BB&T's chairman and chief executive, Kelly King, was asked during a quarterly earnings call on Thursday if economic headwinds and depressed stock prices could spur more consolidation. BB&T has more than 100 branches in Texas, where other banks have significantly boosted reserves to cover troubled energy loans.

Challenges in sectors such as energy are "putting a disproportionate amount of pressure on certain" banks, King said during the call. "To the extent that it lasts a while, it certainly could cause them to re-evaluate their strategic thinking."

BB&T still plans to increase total assets by 5% to 10% this year via acquisitions, King said. The company, meanwhile, is on pace to close its purchase of National Penn on April 1.

An acquisition "always comes down to three things," Kelly said. "It comes down to cultural fit. Then it comes down to their willingness to combine, and then it's just mathematics."

Mooney, who gave analysts an update on Key's progress with the $39.4 billion-asset First Niagara, also addressed lingering concerns. She said that her team was making "good progress" and that she expected to complete the deal in the third quarter. Integration teams are working to map out cost savings, especially with technology, operations and vendor contracts.

Key initially projected that it could cut 40%, or $400 million, of First Niagara's costs, but on Thursda Mooney said the final totals could surpass that forecast.
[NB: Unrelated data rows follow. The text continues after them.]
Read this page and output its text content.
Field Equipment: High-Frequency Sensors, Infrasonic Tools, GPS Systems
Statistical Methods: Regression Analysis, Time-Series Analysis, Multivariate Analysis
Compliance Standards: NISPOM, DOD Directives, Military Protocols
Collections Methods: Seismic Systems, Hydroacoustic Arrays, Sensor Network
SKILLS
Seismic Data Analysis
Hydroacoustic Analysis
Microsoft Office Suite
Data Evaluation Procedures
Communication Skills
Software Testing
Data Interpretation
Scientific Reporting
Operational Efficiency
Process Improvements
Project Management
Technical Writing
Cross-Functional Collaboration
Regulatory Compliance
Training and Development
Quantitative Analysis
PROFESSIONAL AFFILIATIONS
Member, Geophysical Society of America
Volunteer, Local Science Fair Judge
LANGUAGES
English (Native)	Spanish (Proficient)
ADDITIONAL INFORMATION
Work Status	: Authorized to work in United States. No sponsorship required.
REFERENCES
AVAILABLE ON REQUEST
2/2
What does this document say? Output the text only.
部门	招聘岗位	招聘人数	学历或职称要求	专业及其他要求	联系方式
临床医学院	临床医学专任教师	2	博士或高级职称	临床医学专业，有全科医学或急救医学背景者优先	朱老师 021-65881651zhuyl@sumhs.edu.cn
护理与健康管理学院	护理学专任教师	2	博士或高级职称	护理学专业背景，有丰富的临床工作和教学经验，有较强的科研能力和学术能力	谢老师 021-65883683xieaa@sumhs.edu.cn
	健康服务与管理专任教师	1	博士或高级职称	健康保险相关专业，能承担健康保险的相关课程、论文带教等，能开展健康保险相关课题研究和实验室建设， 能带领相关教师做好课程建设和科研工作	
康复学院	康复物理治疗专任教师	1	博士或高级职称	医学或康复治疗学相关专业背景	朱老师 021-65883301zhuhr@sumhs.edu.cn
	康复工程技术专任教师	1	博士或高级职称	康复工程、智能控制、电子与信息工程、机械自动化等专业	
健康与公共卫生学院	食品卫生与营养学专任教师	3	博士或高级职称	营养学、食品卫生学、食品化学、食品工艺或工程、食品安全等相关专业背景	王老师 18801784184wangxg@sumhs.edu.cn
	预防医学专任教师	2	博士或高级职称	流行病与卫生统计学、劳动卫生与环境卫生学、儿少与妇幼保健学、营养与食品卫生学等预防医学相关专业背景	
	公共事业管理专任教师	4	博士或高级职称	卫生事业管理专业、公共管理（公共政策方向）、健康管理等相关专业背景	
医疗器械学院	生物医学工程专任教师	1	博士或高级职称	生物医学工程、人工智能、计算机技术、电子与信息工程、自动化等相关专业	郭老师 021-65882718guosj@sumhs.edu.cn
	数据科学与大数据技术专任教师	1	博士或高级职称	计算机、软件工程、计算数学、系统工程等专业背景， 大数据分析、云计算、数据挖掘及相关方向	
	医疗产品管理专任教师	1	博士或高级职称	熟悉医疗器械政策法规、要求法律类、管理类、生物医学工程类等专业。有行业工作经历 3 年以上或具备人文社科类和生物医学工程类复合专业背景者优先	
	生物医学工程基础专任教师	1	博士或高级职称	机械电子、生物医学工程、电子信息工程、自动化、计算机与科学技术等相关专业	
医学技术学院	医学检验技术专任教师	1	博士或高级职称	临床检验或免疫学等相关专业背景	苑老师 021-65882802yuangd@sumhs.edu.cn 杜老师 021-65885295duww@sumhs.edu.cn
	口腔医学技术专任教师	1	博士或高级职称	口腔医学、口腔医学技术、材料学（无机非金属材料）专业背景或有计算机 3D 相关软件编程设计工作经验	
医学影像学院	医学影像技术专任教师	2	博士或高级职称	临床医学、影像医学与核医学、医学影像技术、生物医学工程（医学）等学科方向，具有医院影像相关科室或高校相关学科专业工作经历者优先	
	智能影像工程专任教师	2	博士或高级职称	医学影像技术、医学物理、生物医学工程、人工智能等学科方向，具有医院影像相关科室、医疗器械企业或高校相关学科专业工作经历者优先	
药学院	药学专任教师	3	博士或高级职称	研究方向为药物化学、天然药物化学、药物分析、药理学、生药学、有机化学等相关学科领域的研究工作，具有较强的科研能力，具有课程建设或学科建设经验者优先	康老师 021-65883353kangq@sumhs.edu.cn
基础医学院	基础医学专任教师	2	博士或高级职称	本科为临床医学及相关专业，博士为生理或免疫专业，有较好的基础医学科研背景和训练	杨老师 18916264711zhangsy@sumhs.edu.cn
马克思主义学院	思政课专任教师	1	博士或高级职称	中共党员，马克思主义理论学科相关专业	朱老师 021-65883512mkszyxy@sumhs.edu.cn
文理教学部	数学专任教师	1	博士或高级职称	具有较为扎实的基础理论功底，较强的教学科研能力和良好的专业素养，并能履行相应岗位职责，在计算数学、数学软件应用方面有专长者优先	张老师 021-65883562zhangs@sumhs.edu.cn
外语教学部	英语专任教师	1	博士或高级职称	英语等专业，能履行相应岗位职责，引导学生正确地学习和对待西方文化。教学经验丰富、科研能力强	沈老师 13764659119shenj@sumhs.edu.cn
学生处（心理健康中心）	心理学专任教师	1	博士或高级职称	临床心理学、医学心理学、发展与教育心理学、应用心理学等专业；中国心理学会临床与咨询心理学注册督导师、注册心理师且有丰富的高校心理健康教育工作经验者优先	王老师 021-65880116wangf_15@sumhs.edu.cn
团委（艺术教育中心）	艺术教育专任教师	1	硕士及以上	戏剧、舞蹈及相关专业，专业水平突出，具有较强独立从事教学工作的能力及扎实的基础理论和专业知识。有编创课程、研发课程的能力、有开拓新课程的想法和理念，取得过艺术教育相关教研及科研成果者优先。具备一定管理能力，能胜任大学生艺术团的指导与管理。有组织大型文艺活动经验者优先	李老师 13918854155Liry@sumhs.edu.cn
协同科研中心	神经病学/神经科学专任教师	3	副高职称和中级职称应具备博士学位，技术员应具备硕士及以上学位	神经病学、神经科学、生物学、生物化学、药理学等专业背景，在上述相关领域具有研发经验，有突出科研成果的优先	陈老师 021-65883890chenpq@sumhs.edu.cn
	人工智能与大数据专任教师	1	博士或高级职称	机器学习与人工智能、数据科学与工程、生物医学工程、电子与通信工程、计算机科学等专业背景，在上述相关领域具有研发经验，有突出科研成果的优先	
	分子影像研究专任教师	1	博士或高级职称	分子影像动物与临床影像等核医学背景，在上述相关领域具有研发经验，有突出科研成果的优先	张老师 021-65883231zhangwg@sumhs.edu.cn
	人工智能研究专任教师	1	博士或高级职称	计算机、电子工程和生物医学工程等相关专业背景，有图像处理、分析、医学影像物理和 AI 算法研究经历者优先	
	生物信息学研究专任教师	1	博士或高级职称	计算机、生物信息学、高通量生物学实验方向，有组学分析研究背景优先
Much of First Niagara's technology and operations were outsourced, which "gives us a fair amount of certainty around the costs, as well as the ability to realize savings in early days of the integration," she said.

"Our planning would suggest that we believe there are more opportunities over and above the $400 million," Mooney added.

An analyst asked Mooney if criticism from politicians and others could make the deal more costly. Sen. Charles Schumer, D-N.Y., has publicly discussed concerns about potential job losses while calling for more time for public comments. The Federal Reserve Board extended the comment period by a month, to Jan. 31.

"Every time I read my hometown newspaper in western New York, it seems like a politician or a business leader is saying something against" the deal, Terry McEvoy, an analyst at Stephens, said during the conference call. "Was this expected?"

Mooney noted that Key has received eight straight "outstanding" ratings tied to the Community Reinvestment Act and that the company had "made a lot of commitments, not only about achieving our financial targets, but also doing the right things for clients and employees, communities and shareholders."

Given a general lull in in large-scale acquisitions, bigger deals have "garnered a fair amount of attention," she added. "We have been very diligent and consistent in our outreach to community leaders and public officials and I believe we're having very constructive dialogues."

Stephen Steinour, chairman and chief executive of Huntington Bancshares in Columbus, Ohio, also weighed in on M&A during an interview with American Banker, stating that his $70 billion-asset company's stance on acquisitions hasn't changed. He said Huntington prefers to "acquire in our footprint, but we're willing to consider adjacent states."

Huntington was rumored to be one of the banks in the running to buy First Niagara.

Huntington is looking at core banking franchises, such as its deal last year to buy MacQuarie Equipment Finance.

"We're obviously always looking for acquisitions," Steinour said during Huntington's quarterly earnings call on Thursday.

Paul Davis and Andy Peters contributed to this story.